Accuse Springsteen of being a "star" and he'll flick his hand like he's just been splashed with pigeon shit. He is eager to point out that he has the better deal in the meeting place between fan and star.
"I think the one feeling that's most unique to this job, the best part of the whole thing, is meeting someone like this guy I met the other night who had been on a bus ten hours. He's twenty-one years old, and he just grabs hold of me. We're in a room crowded with people. He's cryin', and he does't care.
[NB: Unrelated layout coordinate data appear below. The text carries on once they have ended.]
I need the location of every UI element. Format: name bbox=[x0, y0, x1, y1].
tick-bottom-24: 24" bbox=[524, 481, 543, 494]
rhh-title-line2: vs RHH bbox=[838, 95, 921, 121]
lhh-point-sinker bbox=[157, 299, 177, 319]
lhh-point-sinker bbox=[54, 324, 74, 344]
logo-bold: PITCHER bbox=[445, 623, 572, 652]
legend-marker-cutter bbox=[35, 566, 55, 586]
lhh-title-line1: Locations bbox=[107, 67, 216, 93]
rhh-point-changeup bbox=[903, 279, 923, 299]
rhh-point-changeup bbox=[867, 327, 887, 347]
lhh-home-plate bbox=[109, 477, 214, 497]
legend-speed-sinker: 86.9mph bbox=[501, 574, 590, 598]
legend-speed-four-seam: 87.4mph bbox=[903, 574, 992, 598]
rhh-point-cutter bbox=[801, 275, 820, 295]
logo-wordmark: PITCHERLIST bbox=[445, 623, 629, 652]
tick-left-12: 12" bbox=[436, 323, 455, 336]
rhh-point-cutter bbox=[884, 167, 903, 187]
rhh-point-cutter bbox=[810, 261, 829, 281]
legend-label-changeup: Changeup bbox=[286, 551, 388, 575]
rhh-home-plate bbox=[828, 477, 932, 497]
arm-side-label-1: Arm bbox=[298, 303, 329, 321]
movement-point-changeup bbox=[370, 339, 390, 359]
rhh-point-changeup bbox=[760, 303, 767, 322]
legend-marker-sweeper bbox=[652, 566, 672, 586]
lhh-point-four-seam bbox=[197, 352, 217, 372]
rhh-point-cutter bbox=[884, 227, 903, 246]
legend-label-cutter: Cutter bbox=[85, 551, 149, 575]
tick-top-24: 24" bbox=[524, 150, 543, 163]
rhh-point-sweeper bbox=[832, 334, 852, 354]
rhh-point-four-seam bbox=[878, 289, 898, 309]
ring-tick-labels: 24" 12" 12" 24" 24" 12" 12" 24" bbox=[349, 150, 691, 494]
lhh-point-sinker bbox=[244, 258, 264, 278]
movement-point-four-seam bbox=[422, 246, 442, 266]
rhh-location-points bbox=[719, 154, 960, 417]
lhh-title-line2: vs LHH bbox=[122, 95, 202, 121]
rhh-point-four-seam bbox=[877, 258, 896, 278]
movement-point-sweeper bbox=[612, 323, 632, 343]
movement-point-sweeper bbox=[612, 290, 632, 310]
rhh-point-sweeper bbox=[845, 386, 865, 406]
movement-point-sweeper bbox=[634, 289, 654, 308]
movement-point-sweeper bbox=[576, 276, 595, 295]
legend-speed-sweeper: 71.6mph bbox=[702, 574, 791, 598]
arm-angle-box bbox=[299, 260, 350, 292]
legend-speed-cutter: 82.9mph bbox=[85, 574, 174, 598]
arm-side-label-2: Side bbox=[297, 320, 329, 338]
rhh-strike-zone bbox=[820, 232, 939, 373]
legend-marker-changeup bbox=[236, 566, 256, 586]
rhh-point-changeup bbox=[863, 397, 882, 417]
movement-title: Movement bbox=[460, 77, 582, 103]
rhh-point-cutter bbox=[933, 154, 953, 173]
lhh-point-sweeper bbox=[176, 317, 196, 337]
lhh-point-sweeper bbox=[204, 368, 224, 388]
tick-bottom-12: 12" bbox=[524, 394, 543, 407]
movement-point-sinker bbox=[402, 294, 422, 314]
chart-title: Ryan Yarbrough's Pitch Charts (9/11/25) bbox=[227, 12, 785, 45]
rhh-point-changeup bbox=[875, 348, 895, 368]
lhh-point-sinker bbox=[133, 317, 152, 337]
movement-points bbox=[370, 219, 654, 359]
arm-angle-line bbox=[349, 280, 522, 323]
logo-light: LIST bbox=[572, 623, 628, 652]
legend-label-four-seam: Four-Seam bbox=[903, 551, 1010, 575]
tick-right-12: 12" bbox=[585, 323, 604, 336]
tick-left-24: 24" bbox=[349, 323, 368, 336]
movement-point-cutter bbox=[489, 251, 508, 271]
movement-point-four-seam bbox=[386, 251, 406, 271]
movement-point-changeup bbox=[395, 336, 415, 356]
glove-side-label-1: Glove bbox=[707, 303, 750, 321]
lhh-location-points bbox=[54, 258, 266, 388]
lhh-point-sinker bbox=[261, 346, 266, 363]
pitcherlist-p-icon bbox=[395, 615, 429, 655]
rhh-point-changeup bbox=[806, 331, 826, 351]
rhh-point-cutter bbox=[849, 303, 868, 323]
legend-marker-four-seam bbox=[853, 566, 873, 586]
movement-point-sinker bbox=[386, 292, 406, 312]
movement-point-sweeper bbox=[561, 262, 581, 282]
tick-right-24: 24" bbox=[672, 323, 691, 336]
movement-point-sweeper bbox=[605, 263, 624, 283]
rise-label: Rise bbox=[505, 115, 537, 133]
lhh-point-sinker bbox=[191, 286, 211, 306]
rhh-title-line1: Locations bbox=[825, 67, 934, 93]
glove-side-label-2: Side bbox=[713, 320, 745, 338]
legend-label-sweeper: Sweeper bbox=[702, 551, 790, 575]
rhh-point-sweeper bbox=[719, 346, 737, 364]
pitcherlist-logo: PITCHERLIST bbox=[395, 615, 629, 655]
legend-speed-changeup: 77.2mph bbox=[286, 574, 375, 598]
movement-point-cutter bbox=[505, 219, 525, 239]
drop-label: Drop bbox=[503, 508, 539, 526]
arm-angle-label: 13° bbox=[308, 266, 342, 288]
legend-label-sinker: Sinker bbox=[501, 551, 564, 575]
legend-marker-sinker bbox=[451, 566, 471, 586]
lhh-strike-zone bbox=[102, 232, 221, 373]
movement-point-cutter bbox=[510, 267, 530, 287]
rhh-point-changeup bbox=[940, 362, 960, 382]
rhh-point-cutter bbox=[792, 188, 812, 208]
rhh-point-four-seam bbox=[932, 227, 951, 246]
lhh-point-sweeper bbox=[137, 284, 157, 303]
He says, 'It's my birthday,' and I ask, 'How old are you?"' He says, 'I'm twenty-one, and this is the most important thing in my life.' And you know they're not kidding when they say it, because you look in their faces and they're so full of emotion.
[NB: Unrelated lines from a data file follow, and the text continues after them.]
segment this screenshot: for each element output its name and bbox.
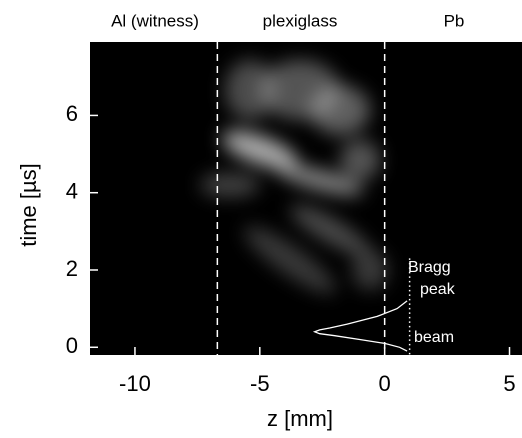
region-label: plexiglass (263, 11, 338, 30)
y-tick-label: 2 (66, 256, 78, 281)
y-tick-label: 0 (66, 333, 78, 358)
annotation: Bragg (408, 259, 451, 276)
region-label: Al (witness) (111, 11, 199, 30)
x-axis-label: z [mm] (267, 406, 333, 431)
y-tick-label: 6 (66, 101, 78, 126)
x-tick-label: -5 (250, 371, 270, 396)
x-tick-label: -10 (119, 371, 151, 396)
annotation: beam (414, 329, 454, 346)
beam-profile (312, 300, 408, 352)
region-label: Pb (444, 11, 465, 30)
x-tick-label: 5 (503, 371, 515, 396)
y-axis-label: time [µs] (16, 163, 41, 247)
y-tick-label: 4 (66, 179, 78, 204)
image-texture (200, 60, 388, 294)
x-tick-label: 0 (379, 371, 391, 396)
annotation: peak (420, 281, 456, 298)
"You meet somebody, and it's like an open well. In ten minutes I'll know more about him than his mother and father do, and maybe his best friend. All the things it usually takes for people to know each other just go away, because there's this feeling that it's so fleeting. They tell you the thing that's most important to them right away. It's a sobering thing, because you know that somewhere you did something that meant something to them. It's just a real raw, emotional thing; it's like the cleanest thing you ever felt. You have a communication, a feeling, and I don't know, you just gotta love the guy. If you don't, there's something the matter with you.
"And it ain't some starry-eyed thing, and it ain't some Hollywood thing, and it ain't some celebrity thing. This guy, he loves you, and what's more, he knows you in a certain way. That's the thing that makes me strong. I get strong when I meet somebody like that."
There is an obsessiveness to Springsteen – the underside of his manic onstage energy – that can be a little scary. It seems to spring from flash fires that ignite in his very detailed memory. "There ain't a note I play onstage," he says late one night, "that can't be traced directly back to my mother and father."
We're riding in a rented Winnebago, rocking back and forth in icy crosswinds on a six-hour drive from Pittsburgh to Rochester, New York. We had started the drive at three a.m., an hour Springsteen takes to like a pup going for a walk. Still buzzed from a show that closed with Elvis Presley's "Mystery Train," he merrily salts some fried chicken and picks up a remembrance. "It was a real classic little town I grew up in, very intent on maintaining the status quo. Everything was looked at as a threat, kids were looked at as a nuisance and a threat. And when you're a kid, your parents become fixtures, like a sofa in the living room, and you take for granted what they do." He lets out one of his oddly mournful laughs. "My father used to drive around in his car, and it would not go in reverse. Heh. I remember pushing it backward; that was just something you did, you didn't even think it was strange."